The sentences are the first tied to the July violence that left dozens dead in the far western region of Xinjiang. The four were sentenced to death Tuesday by courts in Hotan and Kashgar, the cities where the attacks occurred, the China Daily newspaper said Thursday.
Two other men were given 19-year jail terms, it said.
Xinjiang is home to largely Muslim ethnic Uighurs (pronounced WEE'-gur) who say they have been marginalized by an influx of China's majority Han to the region. The region has been on edge since nearly 200 people were killed in fighting between Uighurs and Han Chinese in 2009 in Urumqi, the regional capital.
Violence flared anew July 18, when a group of Uighurs stormed a police station in Hotan and took hostages, killing four. Then, just days later on July 30 and 31, Uighurs in Kashgar hijacked a truck, set a restaurant on fire and stabbed people in the street.

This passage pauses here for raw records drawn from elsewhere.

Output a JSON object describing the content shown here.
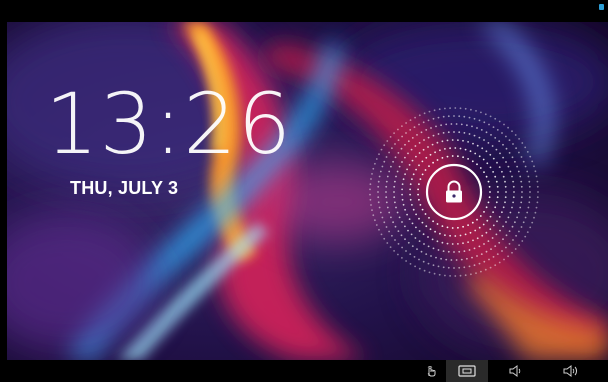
{
  "lockscreen": {
    "time": "13:26",
    "date": "THU, JULY 3",
    "lock_icon": "lock-icon"
  },
  "status_bar": {
    "icon": "signal-indicator-icon",
    "accent_color": "#2e9fd6"
  },
  "navigation_bar": {
    "buttons": [
      {
        "icon": "hand-tap-icon"
      },
      {
        "icon": "screenshot-icon"
      },
      {
        "icon": "volume-down-icon"
      },
      {
        "icon": "volume-up-icon"
      }
    ]
  },
  "colors": {
    "background": "#000000",
    "text": "#ffffff"
  }
}
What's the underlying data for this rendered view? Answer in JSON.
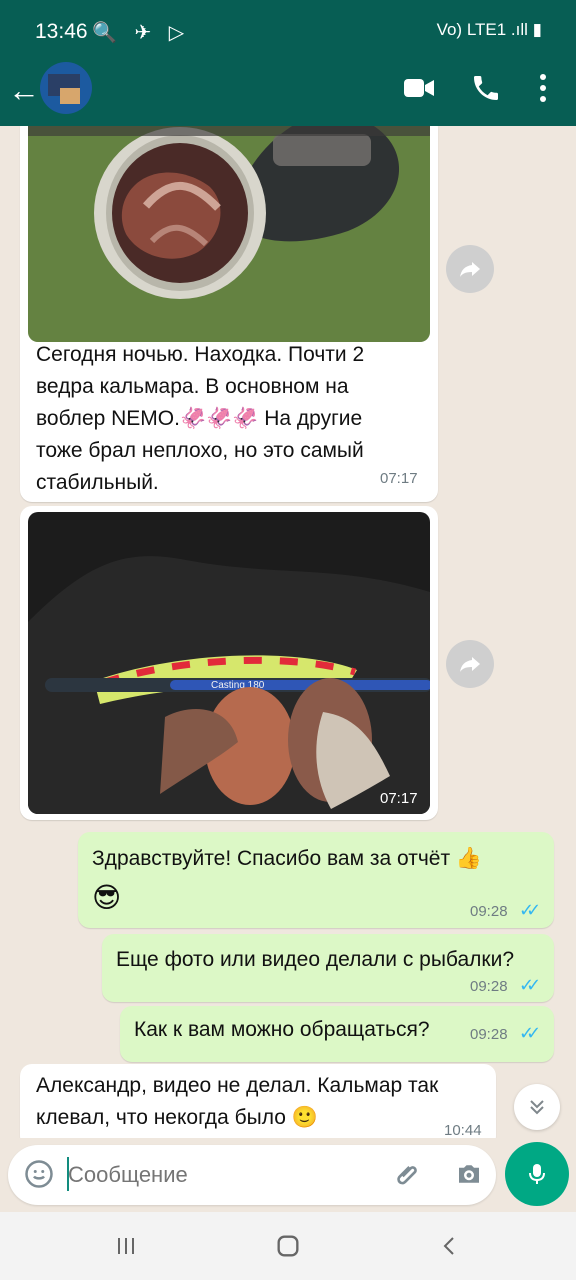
{
  "status": {
    "time": "13:46",
    "notify_icons": [
      "search-icon",
      "telegram-icon",
      "play-icon"
    ],
    "right": "Vo) LTE1 .ıll ▮"
  },
  "header": {
    "back": "←",
    "contact": ""
  },
  "messages": [
    {
      "side": "in",
      "type": "image_caption",
      "caption": "Сегодня ночью. Находка. Почти 2 ведра  кальмара. В основном на воблер NEMO.🦑🦑🦑 На другие тоже брал неплохо, но это самый стабильный.",
      "time": "07:17"
    },
    {
      "side": "in",
      "type": "image",
      "time": "07:17",
      "lure_text": "Casting 180"
    },
    {
      "side": "out",
      "text": "Здравствуйте! Спасибо вам за отчёт 👍",
      "extra": "😎",
      "time": "09:28"
    },
    {
      "side": "out",
      "text": "Еще фото или видео делали с рыбалки?",
      "time": "09:28"
    },
    {
      "side": "out",
      "text": "Как к вам можно обращаться?",
      "time": "09:28"
    },
    {
      "side": "in",
      "text": "Александр, видео не делал. Кальмар так клевал, что некогда было 🙂",
      "time": "10:44"
    }
  ],
  "composer": {
    "placeholder": "Сообщение"
  },
  "colors": {
    "header": "#075e54",
    "out_bubble": "#dcf8c6",
    "accent": "#00a884"
  }
}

Authorities said 14 of the attackers were shot by police in Hotan, and five assailants were killed in the violence in Kashgar.
China says the incidents were organized terror attacks, but an overseas Uighur rights group says they were anti-government riots carried out by angry citizens.
Dilxat Raxit, spokesman for the German-based World Uyghur Congress, said sources in Xinjiang told him the suspects sentenced Tuesday were beaten and deprived sleep in custody and that they were given court-appointed lawyers instead of being allowed to choose their own.
He said the suspects were "desperate people who took measures they should not have taken," but he denied they had links to organized terror.
"For 10 years, China has labeled any kind of Uighur opposition as terrorism," Dilxat said Thursday. "Han Chinese who cause explosions or kill people are said to be involved in mass incidents or criminal activities. They are not called terrorists."
A woman who answered the phone at the Hotan Intermediate People's Court refused to give her name and said she had no information on the case. A call to the Kashgar Intermediate People's Court rang unanswered.
The Chinese-language Xinjiang Legal Daily said in a report on the Tianshan.net news portal that the six men sentenced Tuesday had been charged with leading and organizing a terror group, manufacturing illegal explosives, intentional homicide, arson and "other crimes."
A video released in late August purportedly made by the Turkistan Islamic Party, which seeks independence for Xinjiang, said the July attacks were revenge against the Chinese government. It said Memtieli Tiliwaldi, a suspect in the attacks who was shot by Xinjiang police, had trained in a TIP training camp. TIP is a militant Muslim group that analysts believe may be based in Pakistan.
Uighur activists and security analysts blame the violence on economic marginalization and restrictions on Uighur culture and the Muslim religion that are breeding frustration and anger among young Uighurs.
China's leaders say they have invested billions of dollars to improve living standards and modernize Xinjiang, and the China Daily reported Thursday that 31 large state-owned enterprises plan to pour 991.6 billion yuan ($155 billion) in Xinjiang from 2011 to 2015.
It said the investment will boost the region's infrastructure and transform it into a major production base for petroleum and energy-related industries.